L’humour de Kubilai Khan investigations, un duo de danseurs patineurs, les pieds enfouis dans des sacs plastiques, sur une scène ressemblant plus à une banquise qu’à un plateau, annonce quelques éclats, et la légèreté des images du collectif Ludica promet un choc voluptueux et étincelant.
Le plateau n’est plus un lieu, il est une bulle qui nous enveloppe. Les images s’impriment sur les mouvements, réflexions qui créent des dédoublements, des inversions où se perturbent nos identités. La scène devient une toile réceptacle de propriétés lumineuses et vibratoires, d’impressions fugitives où les corps sont à la fois plus troubles, plus accessibles.

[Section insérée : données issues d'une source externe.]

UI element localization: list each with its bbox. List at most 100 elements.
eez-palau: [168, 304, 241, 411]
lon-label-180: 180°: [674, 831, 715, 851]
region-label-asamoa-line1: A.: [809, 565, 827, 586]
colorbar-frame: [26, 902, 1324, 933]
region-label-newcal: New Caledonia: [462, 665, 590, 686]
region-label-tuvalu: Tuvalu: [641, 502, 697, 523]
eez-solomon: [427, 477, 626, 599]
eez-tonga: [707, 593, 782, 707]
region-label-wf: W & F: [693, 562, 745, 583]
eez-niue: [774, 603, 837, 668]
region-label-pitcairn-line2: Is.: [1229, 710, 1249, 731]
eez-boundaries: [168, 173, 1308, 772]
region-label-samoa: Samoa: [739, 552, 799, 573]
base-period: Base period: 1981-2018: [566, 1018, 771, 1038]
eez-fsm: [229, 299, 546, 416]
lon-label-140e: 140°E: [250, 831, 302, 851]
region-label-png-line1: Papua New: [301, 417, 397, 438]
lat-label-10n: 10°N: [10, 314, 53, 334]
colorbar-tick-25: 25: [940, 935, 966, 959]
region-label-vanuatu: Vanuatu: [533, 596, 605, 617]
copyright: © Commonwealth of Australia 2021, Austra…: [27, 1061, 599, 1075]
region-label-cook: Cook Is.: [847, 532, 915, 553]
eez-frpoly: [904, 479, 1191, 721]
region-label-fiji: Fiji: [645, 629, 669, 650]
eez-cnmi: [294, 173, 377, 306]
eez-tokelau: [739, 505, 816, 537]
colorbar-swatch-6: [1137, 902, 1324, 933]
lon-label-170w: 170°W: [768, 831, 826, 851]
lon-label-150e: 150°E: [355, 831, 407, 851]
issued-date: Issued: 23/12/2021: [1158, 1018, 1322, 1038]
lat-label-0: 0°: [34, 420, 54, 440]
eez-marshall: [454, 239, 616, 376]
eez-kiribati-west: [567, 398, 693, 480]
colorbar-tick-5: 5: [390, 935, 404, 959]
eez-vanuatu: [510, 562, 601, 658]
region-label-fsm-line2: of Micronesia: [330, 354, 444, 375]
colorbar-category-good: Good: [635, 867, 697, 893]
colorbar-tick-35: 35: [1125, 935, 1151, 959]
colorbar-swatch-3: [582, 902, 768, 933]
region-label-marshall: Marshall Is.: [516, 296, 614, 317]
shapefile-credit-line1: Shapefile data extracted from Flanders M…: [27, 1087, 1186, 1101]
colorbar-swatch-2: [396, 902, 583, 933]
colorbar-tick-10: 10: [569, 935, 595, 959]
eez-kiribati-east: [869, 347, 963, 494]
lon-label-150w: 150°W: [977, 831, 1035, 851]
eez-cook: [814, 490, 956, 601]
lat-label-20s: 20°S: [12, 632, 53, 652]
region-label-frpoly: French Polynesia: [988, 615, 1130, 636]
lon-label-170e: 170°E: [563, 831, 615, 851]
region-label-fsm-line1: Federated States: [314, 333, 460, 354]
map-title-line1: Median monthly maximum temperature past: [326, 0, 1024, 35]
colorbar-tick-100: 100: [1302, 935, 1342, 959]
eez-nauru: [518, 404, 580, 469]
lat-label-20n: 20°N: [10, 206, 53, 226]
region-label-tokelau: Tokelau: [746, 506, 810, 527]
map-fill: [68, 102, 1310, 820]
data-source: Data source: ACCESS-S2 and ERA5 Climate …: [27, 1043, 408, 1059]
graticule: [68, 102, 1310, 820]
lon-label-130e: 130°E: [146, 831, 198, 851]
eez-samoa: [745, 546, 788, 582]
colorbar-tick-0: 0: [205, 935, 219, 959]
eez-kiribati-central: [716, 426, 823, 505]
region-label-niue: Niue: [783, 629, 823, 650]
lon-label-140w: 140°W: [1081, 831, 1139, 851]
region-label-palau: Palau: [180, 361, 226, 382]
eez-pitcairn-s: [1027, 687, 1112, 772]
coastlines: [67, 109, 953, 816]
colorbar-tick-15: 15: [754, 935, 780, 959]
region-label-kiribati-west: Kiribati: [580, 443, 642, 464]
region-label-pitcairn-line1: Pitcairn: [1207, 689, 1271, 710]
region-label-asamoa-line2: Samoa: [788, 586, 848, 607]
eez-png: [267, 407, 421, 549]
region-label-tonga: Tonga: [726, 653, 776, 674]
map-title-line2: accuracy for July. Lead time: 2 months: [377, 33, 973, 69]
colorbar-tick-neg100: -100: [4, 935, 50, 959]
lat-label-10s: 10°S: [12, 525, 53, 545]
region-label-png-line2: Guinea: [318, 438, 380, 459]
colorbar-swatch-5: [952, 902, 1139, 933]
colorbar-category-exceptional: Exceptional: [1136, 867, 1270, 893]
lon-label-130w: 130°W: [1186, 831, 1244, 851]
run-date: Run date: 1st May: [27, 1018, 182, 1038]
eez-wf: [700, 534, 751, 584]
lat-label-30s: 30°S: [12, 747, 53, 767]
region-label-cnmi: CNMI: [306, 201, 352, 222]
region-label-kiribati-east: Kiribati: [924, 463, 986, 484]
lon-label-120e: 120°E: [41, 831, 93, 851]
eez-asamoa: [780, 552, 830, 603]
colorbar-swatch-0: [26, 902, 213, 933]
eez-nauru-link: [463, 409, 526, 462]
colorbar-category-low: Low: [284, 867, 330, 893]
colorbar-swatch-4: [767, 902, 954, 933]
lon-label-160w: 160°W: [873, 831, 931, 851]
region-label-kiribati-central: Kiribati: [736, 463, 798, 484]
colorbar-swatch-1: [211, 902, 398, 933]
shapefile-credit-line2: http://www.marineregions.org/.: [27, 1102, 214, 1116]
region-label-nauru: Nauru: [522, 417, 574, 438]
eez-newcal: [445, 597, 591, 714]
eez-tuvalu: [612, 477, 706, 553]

Kubilai Khan Investigations / Ludica se sont rencontrés autour de l’idée que le dehors n’est pas un instrument du dedans, qu’il n’y a pas toujours une nécessaire distinction entre l’animé et l’inanimé et qu’aucune substance n’était stable.
Autour de ce précipité poétique multipolaire, transposé dans une situation de plateau où tout se fabrique à vue, coulent des images qui font tourner les corps comme un kaléidoscope, sensation d’un volume à plusieurs fonds qui accueillent les empreintes délicates, fragiles et mobiles de nos désirs.
Koko Doko est une boîte à outils, une disposition à dérégler enveloppes et surfaces.